Vicente Verdú
Recuerdo que en mis años de bachillerato, hace más de medio siglo, nuestros maestros elogiaban mucho al alumno que tuviera "personalidad". Que la tuviera porque sí o que la hubiera logrado diciendo no.
La "personalidad", de hecho, se componía de una forma de independencia contracorriente y de una virtud que apartaba de seguir la senda cómoda y vulgar de los otros seres del montón. Ellos serían el rebaño y nosotros la antítesis de la oveja negra. Tácitamente era admisible que la "oveja negra" fuera también un efecto de la independencia personal pero al ser negra, sombra fosca, no se contaba moralmente con ella.
Si embargo, si la "personalidad", considerada en abstracto, encerraba un importante peligros era llevar su potencia al otro extremo.

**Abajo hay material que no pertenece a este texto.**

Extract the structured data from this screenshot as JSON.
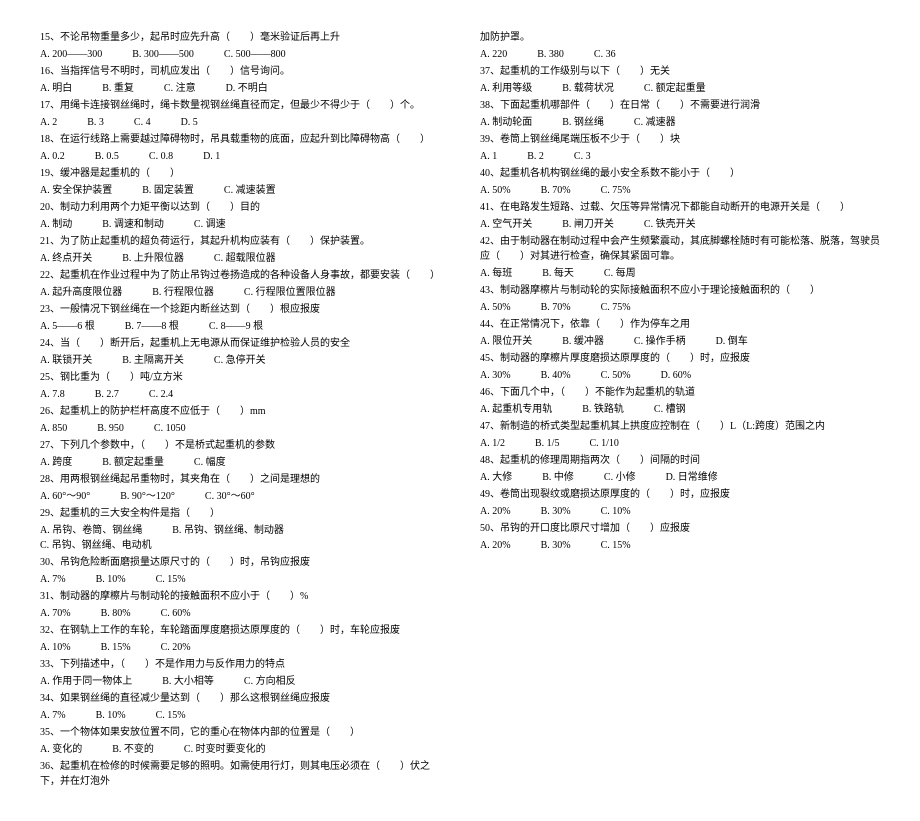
{
  "left": [
    {
      "q": "15、不论吊物重量多少，起吊时应先升高（　　）毫米验证后再上升",
      "opts": [
        "A. 200——300",
        "B. 300——500",
        "C. 500——800"
      ]
    },
    {
      "q": "16、当指挥信号不明时，司机应发出（　　）信号询问。",
      "opts": [
        "A. 明白",
        "B. 重复",
        "C. 注意",
        "D. 不明白"
      ]
    },
    {
      "q": "17、用绳卡连接钢丝绳时，绳卡数量视钢丝绳直径而定，但最少不得少于（　　）个。",
      "opts": [
        "A. 2",
        "B. 3",
        "C. 4",
        "D. 5"
      ]
    },
    {
      "q": "18、在运行线路上需要越过障碍物时，吊具载重物的底面，应起升到比障碍物高（　　）",
      "opts": [
        "A. 0.2",
        "B. 0.5",
        "C. 0.8",
        "D. 1"
      ]
    },
    {
      "q": "19、缓冲器是起重机的（　　）",
      "opts": [
        "A. 安全保护装置",
        "B. 固定装置",
        "C. 减速装置"
      ]
    },
    {
      "q": "20、制动力利用两个力矩平衡以达到（　　）目的",
      "opts": [
        "A. 制动",
        "B. 调速和制动",
        "C. 调速"
      ]
    },
    {
      "q": "21、为了防止起重机的超负荷运行，其起升机构应装有（　　）保护装置。",
      "opts": [
        "A. 终点开关",
        "B. 上升限位器",
        "C. 超载限位器"
      ]
    },
    {
      "q": "22、起重机在作业过程中为了防止吊钩过卷扬造成的各种设备人身事故，都要安装（　　）",
      "opts": [
        "A. 起升高度限位器",
        "B. 行程限位器",
        "C. 行程限位置限位器"
      ]
    },
    {
      "q": "23、一般情况下钢丝绳在一个捻距内断丝达到（　　）根应报废",
      "opts": [
        "A. 5——6 根",
        "B. 7——8 根",
        "C. 8——9 根"
      ]
    },
    {
      "q": "24、当（　　）断开后，起重机上无电源从而保证维护检验人员的安全",
      "opts": [
        "A. 联锁开关",
        "B. 主隔离开关",
        "C. 急停开关"
      ]
    },
    {
      "q": "25、钢比重为（　　）吨/立方米",
      "opts": [
        "A. 7.8",
        "B. 2.7",
        "C. 2.4"
      ]
    },
    {
      "q": "26、起重机上的防护栏杆高度不应低于（　　）mm",
      "opts": [
        "A. 850",
        "B. 950",
        "C. 1050"
      ]
    },
    {
      "q": "27、下列几个参数中，（　　）不是桥式起重机的参数",
      "opts": [
        "A. 跨度",
        "B. 额定起重量",
        "C. 幅度"
      ]
    },
    {
      "q": "28、用两根钢丝绳起吊重物时，其夹角在（　　）之间是理想的",
      "opts": [
        "A. 60°～90°",
        "B. 90°～120°",
        "C. 30°～60°"
      ]
    },
    {
      "q": "29、起重机的三大安全构件是指（　　）",
      "opts": [
        "A. 吊钩、卷筒、钢丝绳",
        "B. 吊钩、钢丝绳、制动器",
        "C. 吊钩、钢丝绳、电动机"
      ]
    },
    {
      "q": "30、吊钩危险断面磨损量达原尺寸的（　　）时，吊钩应报废",
      "opts": [
        "A. 7%",
        "B. 10%",
        "C. 15%"
      ]
    },
    {
      "q": "31、制动器的摩檫片与制动轮的接触面积不应小于（　　）%",
      "opts": [
        "A. 70%",
        "B. 80%",
        "C. 60%"
      ]
    },
    {
      "q": "32、在钢轨上工作的车轮，车轮踏面厚度磨损达原厚度的（　　）时，车轮应报废",
      "opts": [
        "A. 10%",
        "B. 15%",
        "C. 20%"
      ]
    },
    {
      "q": "33、下列描述中，（　　）不是作用力与反作用力的特点",
      "opts": [
        "A. 作用于同一物体上",
        "B. 大小相等",
        "C. 方向相反"
      ]
    },
    {
      "q": "34、如果钢丝绳的直径减少量达到（　　）那么这根钢丝绳应报废",
      "opts": [
        "A. 7%",
        "B. 10%",
        "C. 15%"
      ]
    },
    {
      "q": "35、一个物体如果安放位置不同，它的重心在物体内部的位置是（　　）",
      "opts": [
        "A. 变化的",
        "B. 不变的",
        "C. 时变时要变化的"
      ]
    },
    {
      "q": "36、起重机在检修的时候需要足够的照明。如需使用行灯，则其电压必须在（　　）伏之下，并在灯泡外",
      "opts": []
    }
  ],
  "right": [
    {
      "q": "加防护罩。",
      "opts": [
        "A. 220",
        "B. 380",
        "C. 36"
      ]
    },
    {
      "q": "37、起重机的工作级别与以下（　　）无关",
      "opts": [
        "A. 利用等级",
        "B. 载荷状况",
        "C. 额定起重量"
      ]
    },
    {
      "q": "38、下面起重机哪部件（　　）在日常（　　）不需要进行润滑",
      "opts": [
        "A. 制动轮面",
        "B. 钢丝绳",
        "C. 减速器"
      ]
    },
    {
      "q": "39、卷筒上钢丝绳尾端压板不少于（　　）块",
      "opts": [
        "A. 1",
        "B. 2",
        "C. 3"
      ]
    },
    {
      "q": "40、起重机各机构钢丝绳的最小安全系数不能小于（　　）",
      "opts": [
        "A. 50%",
        "B. 70%",
        "C. 75%"
      ]
    },
    {
      "q": "41、在电路发生短路、过载、欠压等异常情况下都能自动断开的电源开关是（　　）",
      "opts": [
        "A. 空气开关",
        "B. 闸刀开关",
        "C. 铁壳开关"
      ]
    },
    {
      "q": "42、由于制动器在制动过程中会产生频繁震动，其底脚螺栓随时有可能松落、脱落，驾驶员应（　　）对其进行检查，确保其紧固可靠。",
      "opts": [
        "A. 每班",
        "B. 每天",
        "C. 每周"
      ]
    },
    {
      "q": "43、制动器摩檫片与制动轮的实际接触面积不应小于理论接触面积的（　　）",
      "opts": [
        "A. 50%",
        "B. 70%",
        "C. 75%"
      ]
    },
    {
      "q": "44、在正常情况下，依靠（　　）作为停车之用",
      "opts": [
        "A. 限位开关",
        "B. 缓冲器",
        "C. 操作手柄",
        "D. 倒车"
      ]
    },
    {
      "q": "45、制动器的摩檫片厚度磨损达原厚度的（　　）时，应报废",
      "opts": [
        "A. 30%",
        "B. 40%",
        "C. 50%",
        "D. 60%"
      ]
    },
    {
      "q": "46、下面几个中，（　　）不能作为起重机的轨道",
      "opts": [
        "A. 起重机专用轨",
        "B. 铁路轨",
        "C. 槽钢"
      ]
    },
    {
      "q": "47、新制造的桥式类型起重机其上拱度应控制在（　　）L（L:跨度）范围之内",
      "opts": [
        "A. 1/2",
        "B. 1/5",
        "C. 1/10"
      ]
    },
    {
      "q": "48、起重机的修理周期指两次（　　）间隔的时间",
      "opts": [
        "A. 大修",
        "B. 中修",
        "C. 小修",
        "D. 日常维修"
      ]
    },
    {
      "q": "49、卷筒出现裂纹或磨损达原厚度的（　　）时，应报废",
      "opts": [
        "A. 20%",
        "B. 30%",
        "C. 10%"
      ]
    },
    {
      "q": "50、吊钩的开口度比原尺寸增加（　　）应报废",
      "opts": [
        "A. 20%",
        "B. 30%",
        "C. 15%"
      ]
    }
  ]
}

Una genuina "personalidad" distinguía pero ¿por qué esa distinción iba a ser siempre la ejemplaridad positiva? En las clases, chicos de mucha personalidad desobedecían, pecaban, daban malos ejemplos a los otros, eran , a su vez, "ejemplares".
Los maestros, especialmente religiosos, tropezaban con esta equivocidad cuando estimulaban a tener "personalidad" porque, a fin de cuentas, su objetivo iba dirigido a que tal condición fuera un estandarte de sus propios valores religiosos. La personalidad negativa era incluso de mayor entidad pero, en ese caso, debía atribuirse a las ignominias del demonio que también, por su parte, maniobraba para crear personalidades afines dentro de la clase. Estos alumnos "endemoniados", esencialmente rebeldes, se convertían pronto en "manzanas podridas" pero de tanta influencia que el grupo alrededor, como la fruta en el cesto, tendía a contagiarse fácilmente. Aislar las manzanas podridas era la función del maestro.
Sin embargo, la "personalidad", contemplada hoy con perspectiva, no era realmente asimilable a la distinción indistinta sino a aquella que igualaba los propósitos formativos de los docentes. Los chicos con personalidad solían coincidir con los que tenían las mejores notas y, al cabo, tanto en el aseo como en la conducta, reproducían las reglas del centro escolar. O, lo que es lo mismo, aquellos que obedeciendo fielmente a las normas se hacían tipos "normales". Y en ello vino a parar la diferencia. Lo ejemplar se sancionaba por el reglamento y lo ejemplarizante era lo reglamentado normativamente.
Esta fuerte colusión entre el ser y el deber producía personalidades sociales a granel que respetaban las normas y se atenían a ellas con orden. La "probidad" ejemplar se prolongaba en los negocios o en los negocios mediante palabras de honor y se extendía por la composición social como un fruto cívico. La escuela y sus maestros no estaban ya presentes en la edad adulta pero los ciudadanos eran una homotecia de la "personalidad" aprendida en las aulas para traspasar toda la vida.